People often extol the benefits of exercising outside, but an indoor workout can be just as effective and might suit your lifestyle better.  Who needs a running track when it’s been scientifically proven that just a few minutes of jumping rope burns more fat and calories than running for 30 minutes?  It’s simply a question of designing an indoor exercise program and committing to a regular time to actually do it.

There are all sorts of fitness aids you could consider – such as an exercise bike, a Swiss Ball or a set of dumbells – but you might be surprised how much can be achieved indoors just by using your own body weight and a mat. One thing you could consider buying, even if you’re short of both cash and space, is a set of resistance bands – great for working on both strength and flexibility.

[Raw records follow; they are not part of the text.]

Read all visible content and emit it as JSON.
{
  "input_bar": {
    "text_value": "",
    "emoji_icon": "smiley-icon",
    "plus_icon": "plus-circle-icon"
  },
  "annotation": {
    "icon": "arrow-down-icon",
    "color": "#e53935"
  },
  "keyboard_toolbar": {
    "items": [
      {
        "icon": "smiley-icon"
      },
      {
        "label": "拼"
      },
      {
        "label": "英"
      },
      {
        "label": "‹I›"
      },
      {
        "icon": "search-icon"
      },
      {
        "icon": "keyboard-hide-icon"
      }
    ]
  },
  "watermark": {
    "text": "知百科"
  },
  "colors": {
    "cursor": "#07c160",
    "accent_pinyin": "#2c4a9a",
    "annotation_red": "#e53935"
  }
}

Works for all ages and abilities

Age is no barrier either; staying indoors means one can take things at one’s own pace. Starting some gentle training on a stationary bike at home might be a gateway into outdoor cycling, for instance.

Sometimes a bit of solitude and relaxation are exactly what our bodies need so don’t feel the need to exhaust yourself. Stress reduction techniques will also help in the long run with weight control and mental health.

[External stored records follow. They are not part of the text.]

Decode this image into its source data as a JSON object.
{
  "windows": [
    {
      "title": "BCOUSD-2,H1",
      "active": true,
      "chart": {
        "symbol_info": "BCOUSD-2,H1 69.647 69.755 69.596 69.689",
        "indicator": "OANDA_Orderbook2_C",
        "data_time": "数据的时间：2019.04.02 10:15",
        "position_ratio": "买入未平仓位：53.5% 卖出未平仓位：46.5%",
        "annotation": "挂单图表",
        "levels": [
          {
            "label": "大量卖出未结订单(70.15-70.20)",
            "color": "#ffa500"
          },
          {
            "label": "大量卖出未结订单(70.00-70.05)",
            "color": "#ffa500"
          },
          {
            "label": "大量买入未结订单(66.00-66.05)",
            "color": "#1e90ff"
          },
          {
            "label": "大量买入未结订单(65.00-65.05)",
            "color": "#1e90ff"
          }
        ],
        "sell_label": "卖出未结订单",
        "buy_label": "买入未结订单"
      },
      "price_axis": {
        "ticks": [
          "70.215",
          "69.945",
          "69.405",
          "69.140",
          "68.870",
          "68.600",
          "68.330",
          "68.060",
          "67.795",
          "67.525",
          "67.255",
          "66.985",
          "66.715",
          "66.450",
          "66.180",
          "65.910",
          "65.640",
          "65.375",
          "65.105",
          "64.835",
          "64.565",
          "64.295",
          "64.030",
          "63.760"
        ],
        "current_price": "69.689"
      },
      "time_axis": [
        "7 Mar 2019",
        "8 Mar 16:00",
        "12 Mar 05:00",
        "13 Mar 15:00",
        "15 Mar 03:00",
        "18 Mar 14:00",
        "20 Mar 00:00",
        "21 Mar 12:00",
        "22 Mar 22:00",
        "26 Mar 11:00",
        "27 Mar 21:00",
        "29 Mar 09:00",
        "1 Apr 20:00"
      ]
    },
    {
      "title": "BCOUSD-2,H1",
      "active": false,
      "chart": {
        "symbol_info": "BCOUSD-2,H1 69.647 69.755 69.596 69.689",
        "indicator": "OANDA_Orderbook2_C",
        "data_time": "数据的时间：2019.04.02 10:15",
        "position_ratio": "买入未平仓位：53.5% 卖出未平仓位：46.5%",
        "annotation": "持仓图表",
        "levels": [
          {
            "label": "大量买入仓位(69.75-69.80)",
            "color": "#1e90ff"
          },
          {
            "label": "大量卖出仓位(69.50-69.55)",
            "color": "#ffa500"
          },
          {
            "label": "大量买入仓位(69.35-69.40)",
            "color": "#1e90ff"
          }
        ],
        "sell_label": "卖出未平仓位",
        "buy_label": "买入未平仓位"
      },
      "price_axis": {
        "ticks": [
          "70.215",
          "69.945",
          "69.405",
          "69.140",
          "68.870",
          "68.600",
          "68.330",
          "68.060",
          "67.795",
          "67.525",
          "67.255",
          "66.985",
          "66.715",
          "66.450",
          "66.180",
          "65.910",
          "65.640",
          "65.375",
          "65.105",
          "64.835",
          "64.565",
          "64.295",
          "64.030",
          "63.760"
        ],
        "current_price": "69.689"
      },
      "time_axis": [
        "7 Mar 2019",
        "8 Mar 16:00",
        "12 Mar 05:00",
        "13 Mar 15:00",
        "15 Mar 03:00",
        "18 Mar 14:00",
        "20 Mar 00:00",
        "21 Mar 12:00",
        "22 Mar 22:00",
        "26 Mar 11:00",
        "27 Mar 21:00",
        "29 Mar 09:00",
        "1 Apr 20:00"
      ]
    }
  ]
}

It’s important to stretch each day to remain supple; the amount of time we spend will depend on how naturally flexible we are, but most people will find they need to do more of it as we age.

Lots of options

There are loads of ways to stay on the move indoors – and they’re all a good deal cheaper than a gym membership. From following a dance DVDs or an exercise Youtube channel to building a workout around a flight of stairs or assuming the downward dog on your yoga mat – you’re bound to find something that suits you. Try alternating plyometric exercises (things like jump squats or skipping rope) with strength training exercises like press-ups, sit-ups and side leg lifts. You might want to download a fitness app to keep you motivated and on track. Keep it fresh by altering your exercise routine regularly so you don’t get bored; a combination of cardio and strength training is what you’re after.

Lastly – make it fun!

Choose an activity that you enjoy and try to do it regularly; some good music often works as a motivator. Once you begin to see some progress – both in terms of your fitness level and your mood – you’ll feel encouraged to keep going. It’s important to remember that staying active isn’t about competition – it’s something that should enhance our quality of life, nourish our well-being and bolster our mental health.